New statistics on people who self-report having Long Covid symptoms show widespread prevalence, with the majority reporting symptoms that affect them on a day to day basis, particularly fatigue.
An estimated 1.8 million people are reported to have Long Covid, with the majority saying their symptoms affect them on a day to day basis, according to the Office for National Statistics.
Those defined as having Long Covid are people who report having symptoms persisting for more than four weeks after they first suspect that they have been infected with the coronavirus that cannot be explained by another reason. The study only related to people who self report Long Covid, rather than to those who have been clinically diagnosed.
Of those people with report Long Covid, 382,000 (21%) first had (or suspected they had) Covid-19 less than 12 weeks previously, 1.3 million people (73%) at least 12 weeks previously, 791,000 (44%) at least one year previously and 235,000 (13%) at least two years previously.

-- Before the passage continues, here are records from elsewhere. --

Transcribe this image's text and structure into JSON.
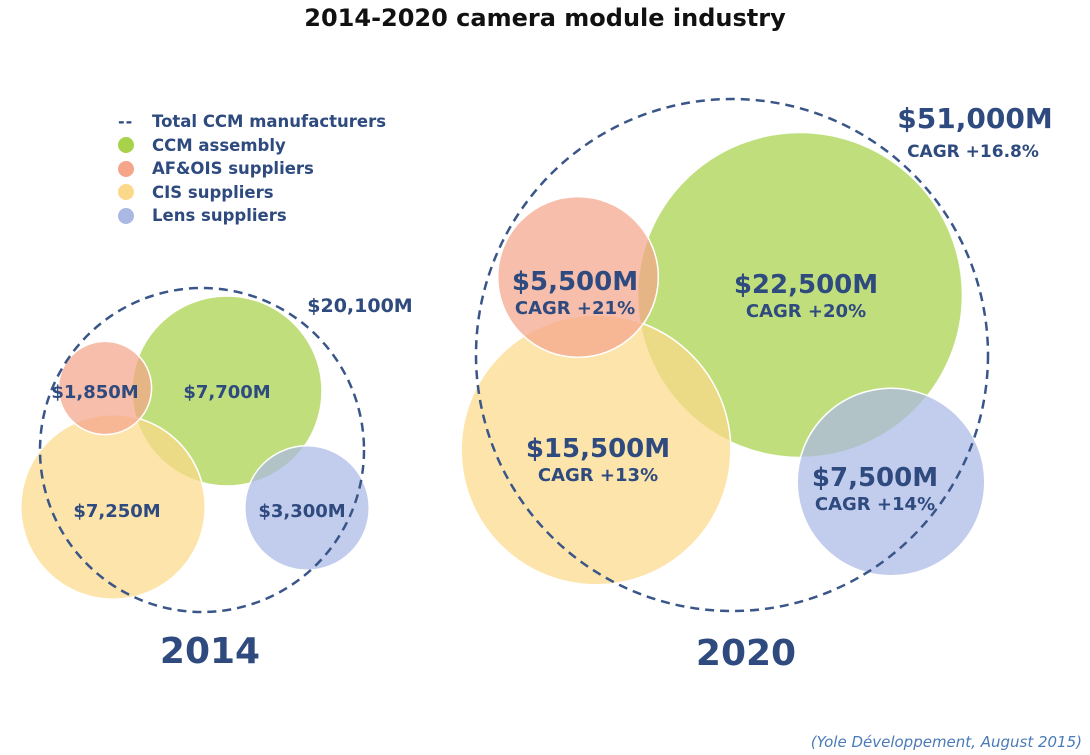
{
  "chart_data": {
    "type": "bubble",
    "title": "2014-2020 camera module industry",
    "legend": {
      "placement": "top-left",
      "entries": [
        {
          "label": "Total CCM manufacturers",
          "marker": "dashed-line",
          "color": "#2e4a7e"
        },
        {
          "label": "CCM assembly",
          "color": "#a8d24a"
        },
        {
          "label": "AF&OIS suppliers",
          "color": "#f4a58a"
        },
        {
          "label": "CIS suppliers",
          "color": "#fcd98a"
        },
        {
          "label": "Lens suppliers",
          "color": "#aab8e4"
        }
      ]
    },
    "groups": [
      {
        "year": "2014",
        "total": {
          "value": 20100,
          "label": "$20,100M"
        },
        "bubbles": [
          {
            "series": "CCM assembly",
            "value": 7700,
            "label": "$7,700M"
          },
          {
            "series": "AF&OIS suppliers",
            "value": 1850,
            "label": "$1,850M"
          },
          {
            "series": "CIS suppliers",
            "value": 7250,
            "label": "$7,250M"
          },
          {
            "series": "Lens suppliers",
            "value": 3300,
            "label": "$3,300M"
          }
        ]
      },
      {
        "year": "2020",
        "total": {
          "value": 51000,
          "label": "$51,000M",
          "cagr": "CAGR +16.8%"
        },
        "bubbles": [
          {
            "series": "CCM assembly",
            "value": 22500,
            "label": "$22,500M",
            "cagr": "CAGR +20%"
          },
          {
            "series": "AF&OIS suppliers",
            "value": 5500,
            "label": "$5,500M",
            "cagr": "CAGR +21%"
          },
          {
            "series": "CIS suppliers",
            "value": 15500,
            "label": "$15,500M",
            "cagr": "CAGR +13%"
          },
          {
            "series": "Lens suppliers",
            "value": 7500,
            "label": "$7,500M",
            "cagr": "CAGR +14%"
          }
        ]
      }
    ],
    "source": "(Yole Développement, August 2015)"
  }
}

Of people with self-reported Long Covid, 556,000 (31%) first had (or suspected they had) Covid-19 before Alpha became the main variant. This figure was 249,000 (14%) in the Alpha period, 446,000 (25%) in the Delta period, and 438,000 (24%) in the Omicron period.
Long Covid symptoms adversely affected the day-to-day activities of 1.2 million people (67% of those with self-reported Long Covid), with 346,000 (19%) reporting that their ability to undertake their day-to-day activities had been “limited a lot”. Fatigue was the most common symptom, followed by shortness of break, loss of a sense of smell and difficult concentrating.
Those aged 35 to 49 years were more likely to report symptoms, as were women, people living in more deprived areas, those working in social care, teaching and education or healthcare and those with another activity-limiting health condition or disability.
Meanwhile, Long Covid groups expressed concern after the Equality and Human Rights Commission [EHRC] tweeted on Monday that “without case law or scientific consensus, EHRC does not recommend that ‘long Covid’ be treated as a disability”. Groups say this gives the green light to employers not to take action to help people affected stay in work.
The EHRC has now issued a statement on Long Covid, saying it believes not all cases will fall under the definition of disability in the Equality Act.
It states: “This does not affect whether ‘long Covid’ might amount to a disability for any particular individual – it will do so if it has a substantial and long-term adverse effect on their ability to carry out normal day-to-day activities. This will be determined by the employment tribunal or court considering any claim of disability discrimination.”
The EHRC recommends that employers continue to follow existing guidance when considering reasonable adjustments for disabled people and access to flexible working when it comes to Long Covid, based on the circumstances of individual cases.